Sepsis-associated acute kidney injury (SA-AKI) is a devastating critical care complication, affecting ∼60 % of septic patients and increasing their mortality 2-6-fold (Bouchard et al., 2015). Survivors also face higher risk of chronic kidney disease (Noble et al., 2020), reflecting long-term renal impairment. This underscores limitations in current supportive care (Kounatidis et al., 2024) and urgent need for targeted therapies against SA-AKI's core pathophysiology.

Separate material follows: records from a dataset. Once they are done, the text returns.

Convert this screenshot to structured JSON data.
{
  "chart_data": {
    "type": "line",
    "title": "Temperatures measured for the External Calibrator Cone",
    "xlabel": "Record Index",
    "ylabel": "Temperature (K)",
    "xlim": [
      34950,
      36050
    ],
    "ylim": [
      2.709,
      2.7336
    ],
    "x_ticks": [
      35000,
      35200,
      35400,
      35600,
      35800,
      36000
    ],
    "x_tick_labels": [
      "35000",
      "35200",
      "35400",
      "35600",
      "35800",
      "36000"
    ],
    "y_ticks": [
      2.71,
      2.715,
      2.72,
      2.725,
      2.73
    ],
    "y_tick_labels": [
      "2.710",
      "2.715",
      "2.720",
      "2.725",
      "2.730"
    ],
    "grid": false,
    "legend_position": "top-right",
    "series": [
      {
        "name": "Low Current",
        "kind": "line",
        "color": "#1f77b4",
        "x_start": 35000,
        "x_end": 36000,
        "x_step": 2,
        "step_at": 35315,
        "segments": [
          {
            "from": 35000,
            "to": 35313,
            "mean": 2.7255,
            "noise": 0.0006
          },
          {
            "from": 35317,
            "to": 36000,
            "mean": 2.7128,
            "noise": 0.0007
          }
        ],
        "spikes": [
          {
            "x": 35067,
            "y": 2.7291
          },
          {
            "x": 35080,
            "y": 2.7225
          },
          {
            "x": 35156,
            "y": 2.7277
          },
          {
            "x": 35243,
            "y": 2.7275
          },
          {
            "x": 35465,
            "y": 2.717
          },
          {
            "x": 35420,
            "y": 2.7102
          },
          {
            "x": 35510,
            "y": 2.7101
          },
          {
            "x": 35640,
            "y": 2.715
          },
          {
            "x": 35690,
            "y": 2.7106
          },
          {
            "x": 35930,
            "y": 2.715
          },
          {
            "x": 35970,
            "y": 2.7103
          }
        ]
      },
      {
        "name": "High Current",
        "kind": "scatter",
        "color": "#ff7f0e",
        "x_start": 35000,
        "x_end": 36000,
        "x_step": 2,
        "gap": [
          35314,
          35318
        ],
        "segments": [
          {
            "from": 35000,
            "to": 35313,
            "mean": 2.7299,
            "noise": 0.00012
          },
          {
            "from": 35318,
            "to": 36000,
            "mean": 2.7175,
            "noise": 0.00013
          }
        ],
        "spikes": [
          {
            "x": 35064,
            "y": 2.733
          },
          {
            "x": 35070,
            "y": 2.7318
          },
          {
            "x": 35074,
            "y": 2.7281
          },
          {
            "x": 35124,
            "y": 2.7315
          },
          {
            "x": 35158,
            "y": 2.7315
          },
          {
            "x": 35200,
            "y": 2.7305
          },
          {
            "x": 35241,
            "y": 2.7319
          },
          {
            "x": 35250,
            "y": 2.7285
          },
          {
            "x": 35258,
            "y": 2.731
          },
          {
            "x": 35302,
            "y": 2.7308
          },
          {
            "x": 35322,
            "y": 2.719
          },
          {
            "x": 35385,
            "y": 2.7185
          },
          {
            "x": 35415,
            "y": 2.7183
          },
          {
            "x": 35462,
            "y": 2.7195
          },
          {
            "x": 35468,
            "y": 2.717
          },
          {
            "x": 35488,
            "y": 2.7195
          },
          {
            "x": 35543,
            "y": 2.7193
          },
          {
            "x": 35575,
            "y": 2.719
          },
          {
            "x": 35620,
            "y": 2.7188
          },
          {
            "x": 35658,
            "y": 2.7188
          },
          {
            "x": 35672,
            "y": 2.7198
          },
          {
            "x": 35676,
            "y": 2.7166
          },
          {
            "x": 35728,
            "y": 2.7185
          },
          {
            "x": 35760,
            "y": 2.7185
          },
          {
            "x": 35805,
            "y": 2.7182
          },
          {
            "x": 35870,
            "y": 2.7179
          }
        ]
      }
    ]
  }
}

SA-AKI is driven by a multiple pathophysiological network involving hemodynamic disturbance, immune dysregulation, and metabolic reprogramming (Kuwabara et al., 2022). A key initiating event is the activation of Toll-like receptor 4 (TLR4) by lipopolysaccharide (LPS), triggering nuclear factor-κB (NF-κB) signaling and pro-inflammatory cytokines production such as tumor necrosis factor-α (TNF-α), interleukin-1β (IL-1β), and interleukin-6 (IL-6) (Zhu et al., 2022). This disrupts endothelial barrier and drives tubular cell loss via programmed cell death, with necroptosis emerging as a critical mediator (Newton et al., 2024).
Necroptosis is a form of regulated necrosis characterized by cellular swelling, membrane disruption, and release of damage-associated molecular patterns (Yu et al., 2024). In SA-AKI, necroptosis is initiated by TLRs activation and mediated by RIPK3-dependent phosphorylation of mixed lineage kinase domain-like protein (MLKL). Phosphorylated MLKL oligomerizes to form membrane pores, ultimately inducing tubular cell death (Huang et al., 2021). Clinically, RIPK3 expression correlates with severity and mortality in septic patients (Wang et al., 2017). Meanwhile, pharmacological inhibition of necroptosis, such as with necrostatin-1 (Ning et al., 2018) or necrosulfonamide (Mulay et al., 2016), mitigates renal injury and improves survival in experimental models, confirming its therapeutic relevance.
Parallel to inflammation and programmed cell death, SA-AKI features dysregulated cyclic adenosine monophosphate (cAMP) signaling, a central pathway governing cellular homeostasis, metabolism, and immune modulation (Abbad et al., 2024; Raker et al., 2016; Xu et al., 2024). Sepsis reduces intracellular cAMP levels via increased phosphodiesterases (PDEs) activity (Boularan and Gales, 2015), impairing downstream protein kinase A (PKA) and cAMP response element-binding protein (CREB) activation, thereby disrupting the anti-inflammatory function (Raker et al., 2016). Conversely, PDE inhibition restores intracellular cAMP levels, activates PKA (Delrue et al., 2024), and phosphorylates CREB at Ser133 residue. Phosphorylated CREB (pCREB) binds to transcriptional coactivator CREB-binding protein (CBP)/p300 (Bartolotti and Lazarov, 2019; Naqvi et al., 2014), competitively inhibiting NF-κB signaling and pro-inflammatory transcription (Shenkar et al., 2001; Silva-Garcia et al., 2018). Emerging evidence further links cAMP/PKA/CREB activation to necroptosis inhibition. This pathway alleviates sepsis-induced cardiomyopathy by suppressing RIPK3-MLKL signaling, suggesting that a potential cross-talk between cAMP signaling and necroptosis regulation in septic organ injury (Liu et al., 2024; Zhou et al., 2024).
Dipyridamole, a clinically approved PDE inhibitor traditionally utilized for its antithrombotic effects (Figueredo et al., 2014; Riksen et al., 2005), offers a unique opportunity to target cAMP dysregulation in SA-AKI. Beyond antiplatelet activity, it elevates both cyclic nucleotides and interstitial adenosine levels, conferring anti-inflammatory and antioxidant properties (Ciacciarelli et al., 2015). Recent studies have also demonstrated its renoprotective effects in various kidney diseases (Donadio et al., 1984; Elsherbiny et al., 2015; Kano et al., 2003); however, its molecular mechanisms in SA-AKI remain unclear.
To address this gap, we performed transcriptomic sequencing on kidney tissue from LPS-induced SA-AKI mice, aiming to identify critical signaling networks driving SA-AKI progression and explore the therapeutic potential of dipyridamole.